Capítulo I - De mi vida solitaria.
Cuanto silencio me embarga en estos momentos de soledad, cuando la lluvia golpea el cristal de mi ventana y el viento arrulla a los árboles de la calle, calle triste y anodina en la que las almas rezagadas apuran con pasos acelerados los últimos metros para entrar en el calor del hogar.
Las risas infantiles me llegan acunadas por el viento, cálidas, sonoras, despreocupadas del futuro, sin cargas, ávidas de amor y de sencillez, despertando en mí fantasmas de un pasado ya superado, con el que, quizás, alguna vez me reencuentre.
Levanto la cortina de mi ventana y observo, entre las finas gotas de lluvia, las escenas familiares que se me muestran.
Una feliz pareja viendo la televisión en el sofá, unos niños jugando en el salón, escenas que yo ya sé que no he de vivir, que deberé de experimentar viéndolas sentir a los demás.
¿Cómo he llegado a esta situación?, me pregunto cada día, ¿cómo es que estoy tan sólo?, ¿tan mal lo he hecho?.
Son preguntas que quedan en el aire, sin respuestas, mientras en mi ventana, la lluvia aumenta su intensidad como queriendo borrar esas imágenes de felicidad que llevan paz a mi corazón.
El ruido del agua que cae, va apagando las risas infantiles que me llegan, y, decidido, entro nuevamente en mi realidad, la realidad de la soledad.
Que carga representa para mi corazón los recuerdos acumulados durante todos estos años, los recuerdos de muerte, abandono y soledad, que me acompañan cada vez que cierro los ojos, y que nunca más podré dejar en un rincón.
Sólo un pensamiento positivo me acompaña algunas veces, su recuerdo.
El recuerdo de aquella mujer que, quién lo sabe, pudiera haber sido en remedo a la soledad que me acompaña, y a la que perdí sin haber gozado suficiente de su compañía.
Recuerdo su pelo, sus ojos, su sonrisa, su olor, y con ello aparto mis negros pensamientos, pero, al rato, su imagen se desvanece como un copo de nieve en la palma de mi mano, y las lágrimas inundan, de nuevo, mis ojos.

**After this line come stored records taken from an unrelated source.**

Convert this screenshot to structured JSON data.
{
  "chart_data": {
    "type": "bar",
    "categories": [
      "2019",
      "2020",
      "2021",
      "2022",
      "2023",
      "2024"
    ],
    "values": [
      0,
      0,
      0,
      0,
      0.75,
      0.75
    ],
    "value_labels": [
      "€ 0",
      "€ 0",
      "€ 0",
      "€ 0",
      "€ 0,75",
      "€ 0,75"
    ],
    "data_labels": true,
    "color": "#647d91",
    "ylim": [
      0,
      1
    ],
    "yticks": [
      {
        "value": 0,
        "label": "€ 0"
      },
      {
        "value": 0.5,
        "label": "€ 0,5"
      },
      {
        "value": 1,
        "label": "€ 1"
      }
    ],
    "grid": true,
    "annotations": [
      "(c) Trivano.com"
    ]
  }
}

Soledad, amada compañera de viaje, eterno recuerdo de la juventud perdida, permanente compañera de viaje, que, como todo en este mundo, me abandonará el día en el que muera.
Soledad, cruel castigo por mis actos o, quizás, por la falta de los mismos, manipuladora de sentimientos, destructora de la felicidad.
Soledad, yo te maldigo por seguirme y atormentarme.